World Toilet Day 2021: Value toilets – and what goes into them

Written by Emma Meurs, on 18 November 2021

Almost half of the people in the world don’t have access to safely managed sanitation. Toilets, and the sanitation systems that support them, are often underfunded, poorly managed or neglected, leading to devastating consequences for human health, the environment and the economy, particularly in the poorest and most marginalized communities.

World Toilet Day 2021, yearly celebrated on 19 November, has the theme ‘Valuing Toilets.’ The work of IHE Delft Master of Science students show that not only toilets, but also the matter that goes in them, should be valued. Richard Mwembe and Niharika Sharma, who graduated from the IHE Delft one-year Master in Sanitation program last month, used their research to demonstrate the value that faecal excrements can have in households, as compost for agriculture and as fuel for cooking.

Niharika Sharma, a graduate from India who won the best thesis award at the graduation ceremony last month addressed the problem of deforestation caused by firewood use in households in Kenya.

“Clearly, there is an urgent need to switch to alternative cooking fuels and one of these alternatives could be using faecal sludge, in other words, poo,” she said.

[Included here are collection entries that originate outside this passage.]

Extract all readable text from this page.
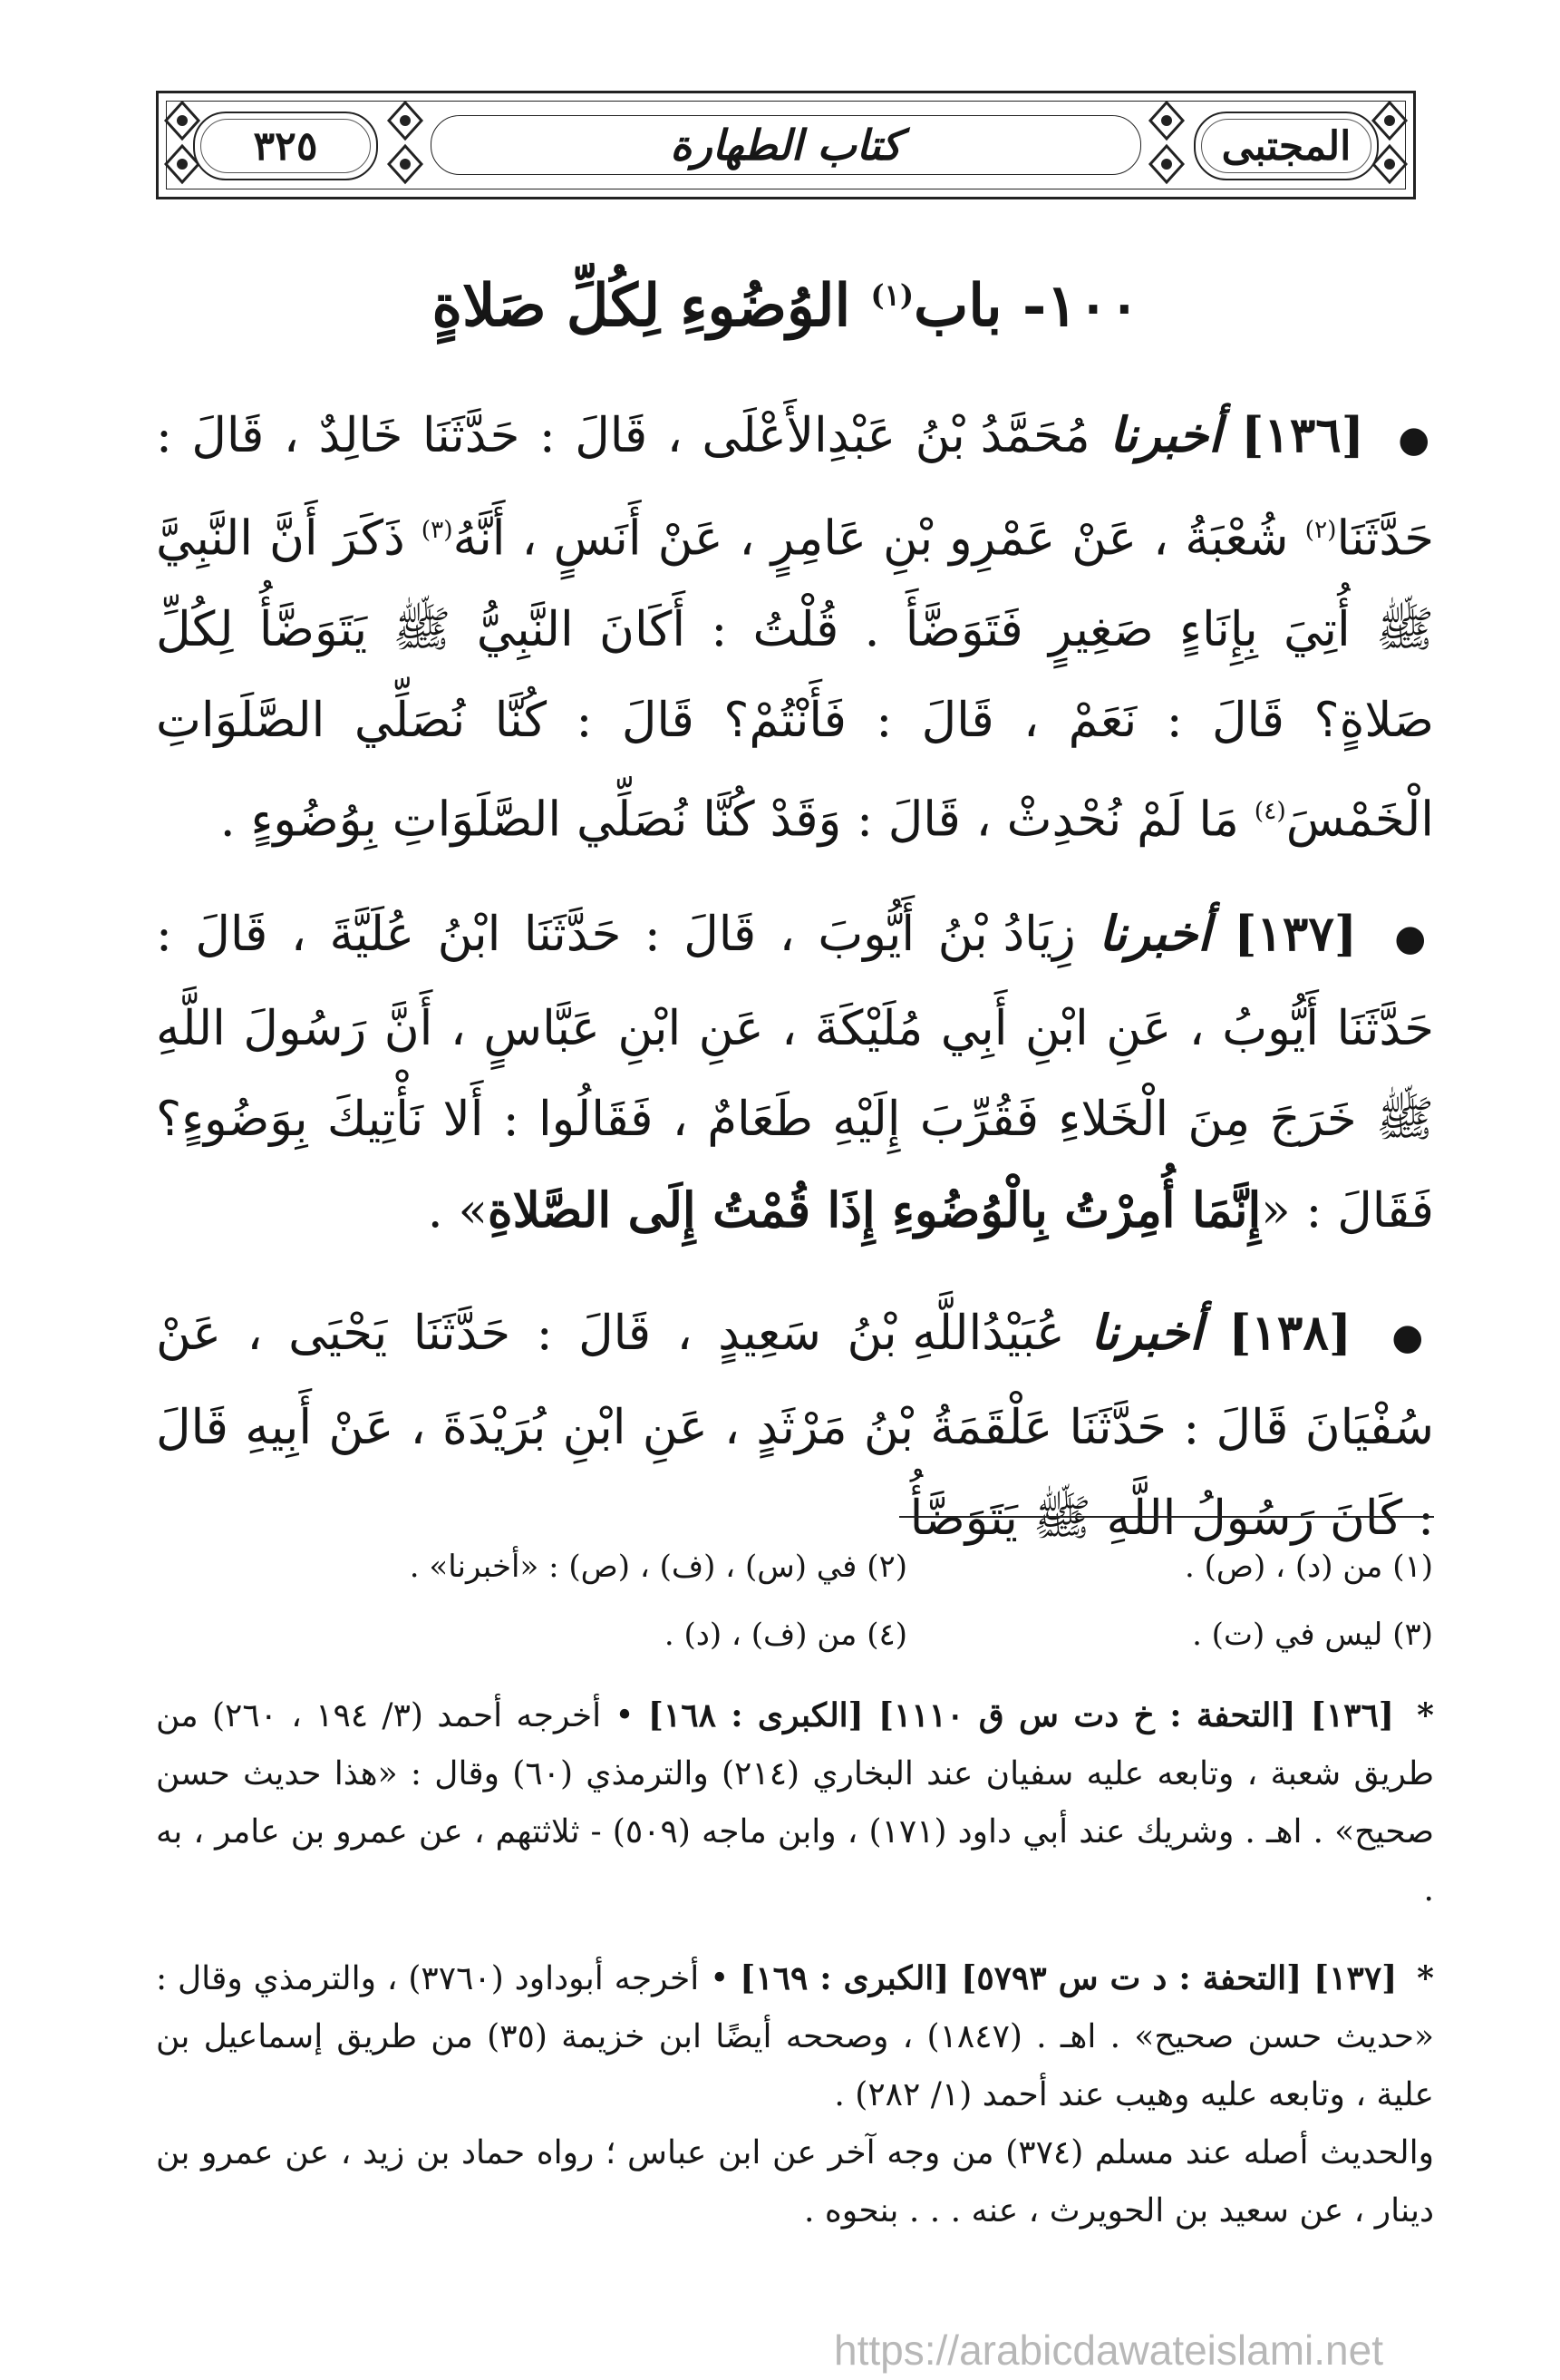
٣٢٥	كتاب الطهارة	المجتبى
١٠٠- باب$^{(١)}$ الوُضُوءِ لِكُلِّ صَلاةٍ

● [١٣٦] أخبرنا مُحَمَّدُ بْنُ عَبْدِالأَعْلَى ، قَالَ : حَدَّثَنَا خَالِدٌ ، قَالَ : حَدَّثَنَا$^{(٢)}$ شُعْبَةُ ، عَنْ عَمْرِو بْنِ عَامِرٍ ، عَنْ أَنَسٍ ، أَنَّهُ$^{(٣)}$ ذَكَرَ أَنَّ النَّبِيَّ ﷺ أُتِيَ بِإِنَاءٍ صَغِيرٍ فَتَوَضَّأَ . قُلْتُ : أَكَانَ النَّبِيُّ ﷺ يَتَوَضَّأُ لِكُلِّ صَلاةٍ؟ قَالَ : نَعَمْ ، قَالَ : فَأَنْتُمْ؟ قَالَ : كُنَّا نُصَلِّي الصَّلَوَاتِ الْخَمْسَ$^{(٤)}$ مَا لَمْ نُحْدِثْ ، قَالَ : وَقَدْ كُنَّا نُصَلِّي الصَّلَوَاتِ بِوُضُوءٍ .

● [١٣٧] أخبرنا زِيَادُ بْنُ أَيُّوبَ ، قَالَ : حَدَّثَنَا ابْنُ عُلَيَّةَ ، قَالَ : حَدَّثَنَا أَيُّوبُ ، عَنِ ابْنِ أَبِي مُلَيْكَةَ ، عَنِ ابْنِ عَبَّاسٍ ، أَنَّ رَسُولَ اللَّهِ ﷺ خَرَجَ مِنَ الْخَلاءِ فَقُرِّبَ إِلَيْهِ طَعَامٌ ، فَقَالُوا : أَلا نَأْتِيكَ بِوَضُوءٍ؟ فَقَالَ : «إِنَّمَا أُمِرْتُ بِالْوُضُوءِ إِذَا قُمْتُ إِلَى الصَّلاةِ» .

● [١٣٨] أخبرنا عُبَيْدُاللَّهِ بْنُ سَعِيدٍ ، قَالَ : حَدَّثَنَا يَحْيَى ، عَنْ سُفْيَانَ قَالَ : حَدَّثَنَا عَلْقَمَةُ بْنُ مَرْثَدٍ ، عَنِ ابْنِ بُرَيْدَةَ ، عَنْ أَبِيهِ قَالَ : كَانَ رَسُولُ اللَّهِ ﷺ يَتَوَضَّأُ

(١) من (د) ، (ص) .
(٢) في (س) ، (ف) ، (ص) : «أخبرنا» .
(٣) ليس في (ت) .
(٤) من (ف) ، (د) .

* [١٣٦] [التحفة : خ دت س ق ١١١٠] [الكبرى : ١٦٨] • أخرجه أحمد (٣/ ١٩٤ ، ٢٦٠) من طريق شعبة ، وتابعه عليه سفيان عند البخاري (٢١٤) والترمذي (٦٠) وقال : «هذا حديث حسن صحيح» . اهـ . وشريك عند أبي داود (١٧١) ، وابن ماجه (٥٠٩) - ثلاثتهم ، عن عمرو بن عامر ، به .

* [١٣٧] [التحفة : د ت س ٥٧٩٣] [الكبرى : ١٦٩] • أخرجه أبوداود (٣٧٦٠) ، والترمذي وقال : «حديث حسن صحيح» . اهـ . (١٨٤٧) ، وصححه أيضًا ابن خزيمة (٣٥) من طريق إسماعيل بن علية ، وتابعه عليه وهيب عند أحمد (١/ ٢٨٢) .

والحديث أصله عند مسلم (٣٧٤) من وجه آخر عن ابن عباس ؛ رواه حماد بن زيد ، عن عمرو بن دينار ، عن سعيد بن الحويرث ، عنه . . . بنحوه .

https://arabicdawateislami.net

She looked at the suitability of using faecal sludge and residues from crops to replace firewood for cooking. Poo samples from 12 different onsite sanitation systems were collected in Kenya and mixed with corncobs, a common crop residue with a high energy content. Niharika analyzed the samples at IHE Delft and found that their combustion properties and heating value make the mix a good fuel that is a viable and sustainable alternative for firewood.

“To me, IHE Delft provides the best environment and equipment to conduct such high-quality research that contributes to the field of water and sanitation,” Niharika said.

Richard Mwembe, a sanitation graduate from Zimbabwe, looked at problems caused by improvised toilets, or pit latrines. Such facilities, often intensively used, can contaminate the environment and expose people to parasites that cause diseases. Humanitarian organizations are seeking to treat this pathogenic waste so that it can be reused as fertilizer or soil conditioner, but they need ways to determine whether the sludge contains eggs from the roundworm, highly infectious parasites that pose a risk to human health.

“In refugee camps for example, humanitarian organizations need to be able to determine the amount of parasite eggs, which is one of the indicators used by WHO to determine whether the sludge is safe to use as fertilizer or soil conditioner,” Richard said. “To find these eggs, I have used two analysis methodologies commonly used for fresh faeces by using pig manure. The amount of parasite eggs could be detected from the samples.”

When completed, Richard’s research will provide humanitarian organizations with a decision framework to guide them in doing egg analysis. Ultimately, this should lower the costs of faecal sludge disposal as it enables the safe use of co-composting and other cost-effective and sustainable treatment technologies. This will promote reuse of faecal sludge for agricultural purposes.

“By looking into practical solutions that enable faecal sludge to be used as a valuable resource, both Niharika and Richard are contributing to solving real-world problems. I look forward to seeing how they continue to make an impact in this field,” said Tineke Hooijmans, Associate Professor of Sanitary Engineering and supervisor of both MSc research projects. Niharika and Richard were mentored by Capucine Dupont, Berend Lolkema and Konstantina Velkushanova.